Full of flavour and easy to make, the family will love this pasta bake recipe.
It’s a great dish to make at the beginning of the week as it keeps well and tastes just as good reheated in the oven or microwave a couple of days later.
This recipe also works a treat if you happen to be looking after grandkids with particularly fussy tastebuds. The delicious bacon and cheesy sauce masks the veggies while still providing them with a hearty and filling meal.
Make life easy by prepping the dish early and then just pop it into the oven 45 minutes before you’re ready to eat.
Store leftovers in an airtight container in the fridge for up to four days.
For an extra health kick, serve with a side of fresh salad.
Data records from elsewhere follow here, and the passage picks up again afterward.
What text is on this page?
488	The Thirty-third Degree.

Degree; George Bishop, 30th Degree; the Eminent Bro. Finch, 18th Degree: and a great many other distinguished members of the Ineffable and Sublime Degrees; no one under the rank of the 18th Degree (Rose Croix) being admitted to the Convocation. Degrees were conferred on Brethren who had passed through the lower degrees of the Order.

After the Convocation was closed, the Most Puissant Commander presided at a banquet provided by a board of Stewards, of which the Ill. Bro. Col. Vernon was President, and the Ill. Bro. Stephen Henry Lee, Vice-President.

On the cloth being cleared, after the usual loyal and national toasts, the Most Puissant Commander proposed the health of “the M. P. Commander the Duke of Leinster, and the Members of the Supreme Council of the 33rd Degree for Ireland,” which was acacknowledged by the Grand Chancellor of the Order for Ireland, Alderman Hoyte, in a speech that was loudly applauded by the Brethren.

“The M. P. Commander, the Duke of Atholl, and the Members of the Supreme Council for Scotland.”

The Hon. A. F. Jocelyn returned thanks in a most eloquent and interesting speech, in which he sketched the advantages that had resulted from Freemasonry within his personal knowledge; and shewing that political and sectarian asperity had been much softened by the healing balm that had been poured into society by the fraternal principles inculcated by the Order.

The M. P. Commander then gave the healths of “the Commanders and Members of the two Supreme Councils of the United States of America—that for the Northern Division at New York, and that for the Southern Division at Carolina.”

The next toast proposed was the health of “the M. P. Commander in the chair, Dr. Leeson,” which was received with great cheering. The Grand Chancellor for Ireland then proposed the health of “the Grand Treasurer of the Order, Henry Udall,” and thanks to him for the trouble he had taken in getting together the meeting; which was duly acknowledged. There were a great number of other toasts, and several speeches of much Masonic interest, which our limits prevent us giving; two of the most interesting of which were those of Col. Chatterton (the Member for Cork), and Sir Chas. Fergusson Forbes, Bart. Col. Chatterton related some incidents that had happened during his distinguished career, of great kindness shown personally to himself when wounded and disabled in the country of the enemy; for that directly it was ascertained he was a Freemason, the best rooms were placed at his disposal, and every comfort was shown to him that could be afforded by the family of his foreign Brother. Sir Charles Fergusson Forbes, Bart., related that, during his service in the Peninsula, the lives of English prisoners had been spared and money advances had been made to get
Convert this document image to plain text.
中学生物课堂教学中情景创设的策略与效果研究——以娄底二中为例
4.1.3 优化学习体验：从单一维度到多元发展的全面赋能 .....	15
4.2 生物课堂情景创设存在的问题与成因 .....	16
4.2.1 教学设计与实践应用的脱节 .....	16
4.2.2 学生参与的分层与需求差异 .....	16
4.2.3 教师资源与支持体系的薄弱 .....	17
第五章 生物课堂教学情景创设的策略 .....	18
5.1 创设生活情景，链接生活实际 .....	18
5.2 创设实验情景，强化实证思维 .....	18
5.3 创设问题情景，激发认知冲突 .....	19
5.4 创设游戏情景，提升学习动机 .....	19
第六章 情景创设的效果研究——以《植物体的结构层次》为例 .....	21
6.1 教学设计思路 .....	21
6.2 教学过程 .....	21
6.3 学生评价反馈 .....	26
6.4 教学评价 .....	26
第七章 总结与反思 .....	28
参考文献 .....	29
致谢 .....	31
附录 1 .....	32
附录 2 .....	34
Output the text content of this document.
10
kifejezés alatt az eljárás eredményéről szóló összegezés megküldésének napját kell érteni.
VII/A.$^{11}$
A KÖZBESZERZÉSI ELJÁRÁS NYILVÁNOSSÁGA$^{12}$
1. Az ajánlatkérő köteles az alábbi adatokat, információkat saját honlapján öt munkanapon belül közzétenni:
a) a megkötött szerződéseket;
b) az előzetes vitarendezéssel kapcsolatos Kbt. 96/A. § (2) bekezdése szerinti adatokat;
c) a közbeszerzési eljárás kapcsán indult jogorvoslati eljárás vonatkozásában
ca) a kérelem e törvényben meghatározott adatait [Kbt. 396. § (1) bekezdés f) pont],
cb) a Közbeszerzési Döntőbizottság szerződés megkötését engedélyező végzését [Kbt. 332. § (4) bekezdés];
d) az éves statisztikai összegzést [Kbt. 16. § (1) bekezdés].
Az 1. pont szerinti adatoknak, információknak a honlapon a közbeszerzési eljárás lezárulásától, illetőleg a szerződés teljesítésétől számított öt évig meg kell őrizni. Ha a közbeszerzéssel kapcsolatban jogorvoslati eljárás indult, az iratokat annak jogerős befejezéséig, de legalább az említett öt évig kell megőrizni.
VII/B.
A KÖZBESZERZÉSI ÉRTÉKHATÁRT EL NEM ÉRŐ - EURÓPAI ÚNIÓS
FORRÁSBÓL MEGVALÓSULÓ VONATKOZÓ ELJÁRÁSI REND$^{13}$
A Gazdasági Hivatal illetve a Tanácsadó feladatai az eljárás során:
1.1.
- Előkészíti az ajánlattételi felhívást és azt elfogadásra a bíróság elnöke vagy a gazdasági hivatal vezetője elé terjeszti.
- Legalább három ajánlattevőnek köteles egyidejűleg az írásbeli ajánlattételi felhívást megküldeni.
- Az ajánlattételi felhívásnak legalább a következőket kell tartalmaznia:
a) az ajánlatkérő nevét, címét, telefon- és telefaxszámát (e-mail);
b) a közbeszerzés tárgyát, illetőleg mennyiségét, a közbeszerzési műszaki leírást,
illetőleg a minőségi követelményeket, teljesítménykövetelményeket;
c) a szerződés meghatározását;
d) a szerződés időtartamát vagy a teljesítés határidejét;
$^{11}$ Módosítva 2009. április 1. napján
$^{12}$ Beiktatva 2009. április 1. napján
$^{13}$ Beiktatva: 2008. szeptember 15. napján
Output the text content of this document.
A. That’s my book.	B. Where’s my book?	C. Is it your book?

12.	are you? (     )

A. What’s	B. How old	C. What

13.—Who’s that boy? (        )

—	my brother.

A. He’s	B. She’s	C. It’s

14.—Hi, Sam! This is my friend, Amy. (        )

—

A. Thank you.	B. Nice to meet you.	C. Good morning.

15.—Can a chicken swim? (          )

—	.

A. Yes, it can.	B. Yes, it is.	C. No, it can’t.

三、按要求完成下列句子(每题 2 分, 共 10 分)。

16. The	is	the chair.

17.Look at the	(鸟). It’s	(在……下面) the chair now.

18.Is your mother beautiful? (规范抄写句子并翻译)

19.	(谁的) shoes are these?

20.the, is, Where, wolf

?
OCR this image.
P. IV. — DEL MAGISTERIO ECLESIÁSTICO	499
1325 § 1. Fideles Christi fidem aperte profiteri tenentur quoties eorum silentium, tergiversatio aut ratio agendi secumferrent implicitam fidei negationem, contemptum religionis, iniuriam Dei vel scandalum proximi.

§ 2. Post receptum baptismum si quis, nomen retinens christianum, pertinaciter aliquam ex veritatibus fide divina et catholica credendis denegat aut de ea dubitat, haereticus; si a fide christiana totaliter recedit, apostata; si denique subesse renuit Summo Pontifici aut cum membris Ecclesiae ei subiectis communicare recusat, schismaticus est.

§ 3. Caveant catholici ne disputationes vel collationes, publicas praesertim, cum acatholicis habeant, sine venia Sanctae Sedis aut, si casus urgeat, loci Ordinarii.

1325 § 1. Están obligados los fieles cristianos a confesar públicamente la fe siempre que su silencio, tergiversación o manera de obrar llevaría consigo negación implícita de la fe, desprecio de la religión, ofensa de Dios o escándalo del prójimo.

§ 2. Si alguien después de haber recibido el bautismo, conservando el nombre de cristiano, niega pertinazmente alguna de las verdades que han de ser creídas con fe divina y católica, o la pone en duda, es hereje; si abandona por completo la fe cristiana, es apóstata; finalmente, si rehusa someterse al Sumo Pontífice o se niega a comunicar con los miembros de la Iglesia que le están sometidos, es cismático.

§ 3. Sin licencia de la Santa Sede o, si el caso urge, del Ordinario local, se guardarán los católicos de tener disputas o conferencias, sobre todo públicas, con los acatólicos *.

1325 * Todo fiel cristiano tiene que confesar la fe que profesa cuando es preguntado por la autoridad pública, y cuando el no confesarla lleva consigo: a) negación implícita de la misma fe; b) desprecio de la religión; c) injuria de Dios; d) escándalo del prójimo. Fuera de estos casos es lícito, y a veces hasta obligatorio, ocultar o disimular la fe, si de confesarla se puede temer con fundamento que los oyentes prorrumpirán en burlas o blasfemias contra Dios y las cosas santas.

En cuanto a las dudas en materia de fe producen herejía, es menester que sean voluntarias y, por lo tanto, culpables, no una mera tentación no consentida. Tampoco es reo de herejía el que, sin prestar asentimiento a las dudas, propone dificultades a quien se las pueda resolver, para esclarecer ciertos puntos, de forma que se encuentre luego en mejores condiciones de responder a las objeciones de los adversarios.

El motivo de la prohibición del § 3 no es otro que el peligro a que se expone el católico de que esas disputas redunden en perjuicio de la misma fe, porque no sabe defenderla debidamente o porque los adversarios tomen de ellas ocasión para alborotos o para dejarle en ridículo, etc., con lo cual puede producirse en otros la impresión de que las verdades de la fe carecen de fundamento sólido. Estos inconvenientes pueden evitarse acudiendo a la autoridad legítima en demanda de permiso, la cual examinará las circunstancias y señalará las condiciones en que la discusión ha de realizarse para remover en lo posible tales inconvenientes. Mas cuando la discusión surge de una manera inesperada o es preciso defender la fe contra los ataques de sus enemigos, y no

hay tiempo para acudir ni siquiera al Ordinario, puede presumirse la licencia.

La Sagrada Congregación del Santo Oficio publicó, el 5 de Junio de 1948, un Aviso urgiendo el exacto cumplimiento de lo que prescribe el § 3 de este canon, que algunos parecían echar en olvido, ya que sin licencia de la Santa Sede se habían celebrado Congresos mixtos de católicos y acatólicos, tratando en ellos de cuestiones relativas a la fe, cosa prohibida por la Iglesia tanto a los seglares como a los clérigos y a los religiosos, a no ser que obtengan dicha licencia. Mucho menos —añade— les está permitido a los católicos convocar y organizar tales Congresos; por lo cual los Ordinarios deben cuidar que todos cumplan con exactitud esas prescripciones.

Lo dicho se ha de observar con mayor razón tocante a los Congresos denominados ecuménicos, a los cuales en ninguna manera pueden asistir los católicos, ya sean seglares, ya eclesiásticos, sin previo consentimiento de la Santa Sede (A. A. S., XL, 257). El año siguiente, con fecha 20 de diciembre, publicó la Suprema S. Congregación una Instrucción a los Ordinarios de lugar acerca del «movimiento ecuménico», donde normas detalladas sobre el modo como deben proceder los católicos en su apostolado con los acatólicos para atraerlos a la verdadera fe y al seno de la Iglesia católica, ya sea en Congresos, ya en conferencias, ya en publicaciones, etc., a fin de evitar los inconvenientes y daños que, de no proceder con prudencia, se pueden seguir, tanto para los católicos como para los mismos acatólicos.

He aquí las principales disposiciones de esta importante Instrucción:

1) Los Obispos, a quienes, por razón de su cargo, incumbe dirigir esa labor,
Find a recipe here.
- 400g penne pasta
- 2 tsp olive oil
- 1 brown onion, finely diced
- 2 garlic gloves, crushed
- 125g shortcut bacon, trimmed, diced
- 1 medium zucchini, finely diced
- 1 carrot, finely diced
- 400g button mushrooms, halved
- 250g cherry tomatoes, halved
- 1 1/2 cup shredded cheese blend
- 80g butter, chopped
- 1/4 cup plain flour
- 4 cups milk
- 1 cup shredded cheese blend
- Preheat oven to 180˚C.
- Cook pasta following packet directions. Drain and set aside.
- Meanwhile, heat oil in large frying pan, over medium heat.
- Add onion, garlic and bacon. Cook, stirring often, for 3-4 minutes until onions soften.
- Add zucchini and carrot. Cook, stirring often, for 3 minutes until vegetables soften.
- Stir in mushrooms and tomatoes. Cook, stirring often for 2 minutes.
- Add mixture to pasta and set aside.
- To make cheese sauce, melt butter in medium saucepan over medium heat.
- Add flour, stir until bubbling.
- Remove from heat and gradually whisk in milk.
- Return to heat, bring to boil, stirring over medium heat until thick and smooth.
- Reduce heat and stir in cheese until smooth.
- Add half of cheese sauce to pasta mixture. Stir to combine.
- Spoon mixture into greased baking dish.
- Pour over remaining cheese sauce. Smooth top and evenly sprinkle with cheese blend.
- Bake for 45 minutes or until golden and bubbly.
Feel free to garnish with parsley and enjoy!